Mr Straw meets Mr Sharon, Israeli Foreign Minister Silvan Shalom and other senior politicians today before going to Ramallah in the West Bank tomorrow. There he will meet Palestine Liberation Organisation head, Mr Mahmoud Abbas, and Prime Minister Ahmed Korei.

He will also lay a wreath at Yasser Arafat's grave.

The coincidence of Mr Arafat's death and the end of the US election race has sparked talk of a new opportunity to try to bring Israelis and Palestinians back to the negotiating table to solve their decades-old conflict.

President Bush has pledged to use US clout to help create a Palestinian state in his second four-year term. Outgoing US Secretary of State Colin Powell visited the region earlier this week and obtained a promise from Israel to loosen restrictions on Palestinians' travel to permit them to campaign and cast ballots in their January poll.

Pursuing peace in the Middle East has also become a priority for Britain's Tony Blair, plagued at home by the fallout from the Iraq war.

Mr Straw, who travels to Israel from the conference, declined to confirm media reports that Mr Blair plans to visit the region next month. - (Reuters)

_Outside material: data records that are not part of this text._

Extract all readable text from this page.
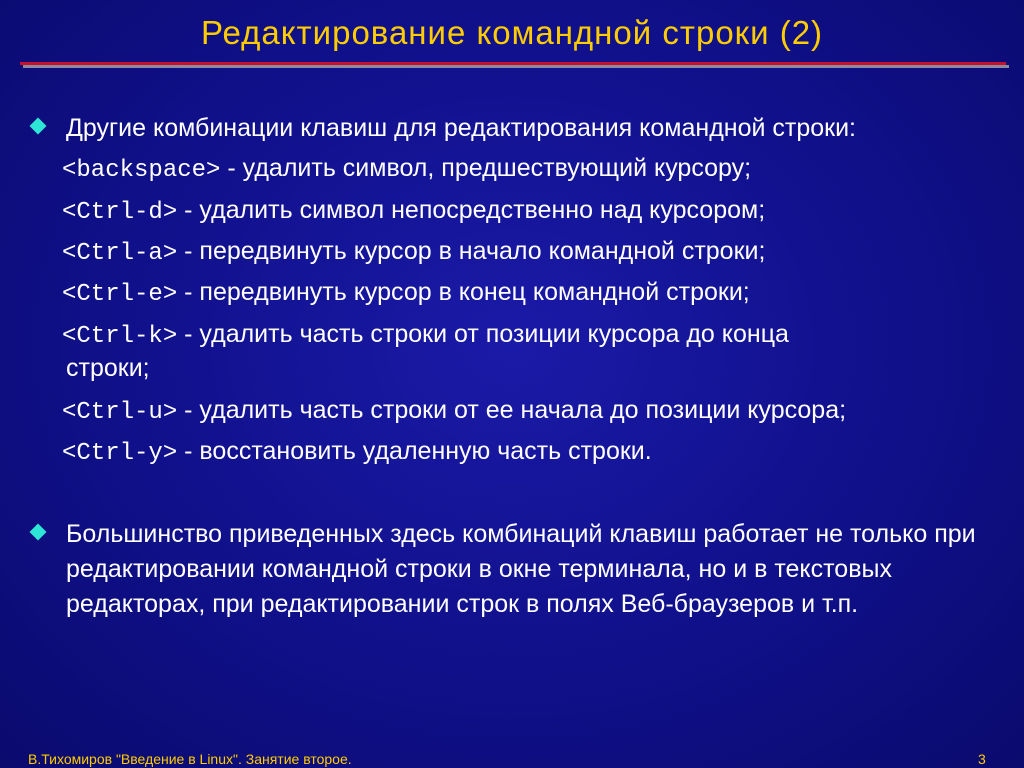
Редактирование командной строки (2)
Другие комбинации клавиш для редактирования командной строки:
<backspace> - удалить символ, предшествующий курсору;
<Ctrl-d> - удалить символ непосредственно над курсором;
<Ctrl-a> - передвинуть курсор в начало командной строки;
<Ctrl-e> - передвинуть курсор в конец командной строки;
<Ctrl-k> - удалить часть строки от позиции курсора до конца
строки;
<Ctrl-u> - удалить часть строки от ее начала до позиции курсора;
<Ctrl-y> - восстановить удаленную часть строки.
Большинство приведенных здесь комбинаций клавиш работает не только при редактировании командной строки в окне терминала, но и в текстовых редакторах, при редактировании строк в полях Веб-браузеров и т.п.
В.Тихомиров "Введение в Linux". Занятие второе.	3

Peter Hirschberg adds from Jerusalem: For the first time since succeeding Yasser Arafat as head of the PLO, former prime minister Mahmoud Abbas yesterday touched on the substantive issues at the heart of the Middle East conflict, telling the Palestinian parliament he would follow in Mr Arafat's footsteps and insist on the right of return for all refugees.

"We promise you [ Arafat] that our heart will not rest until we achieve the right of return for our people and end the tragic refugee issue," Mr Abbas said in Ramallah.

Mr Abbas, who was chosen on Monday by the ruling Fatah party as its candidate for leader of the Palestinian Authority in elections to be held on January 9th, has steered clear of policy issues since Mr Arafat died on November 11th.

But with elections coming up, and with a number of challengers beginning to emerge - possibly even the West Bank Fatah leader, Mr Marwan Barghouti, who is serving five life terms in an Israeli jail - he feels the need to outline clear-cut positions.

Perceived by some Palestinians as too willing to compromise with Israel - shortly after he became prime minister in 2003 he called for an end to the armed Intifada - Mr Abbas's views are actually not dissimilar to those held by Mr Arafat. He wants an independent Palestinian state in the West Bank and Gaza Strip, with East Jerusalem as its capital; the dismantling of Jewish settlements; and recognition of the right of return for several million refugees and their descendants who reside in Arab states.

Israelis viewed Mr Arafat's insistence on recognition of the right of return for refugees as a major obstacle to any final peace settlement. They argue that this would essentially mean the end of the Jewish state, since Palestinians would then be in the majority.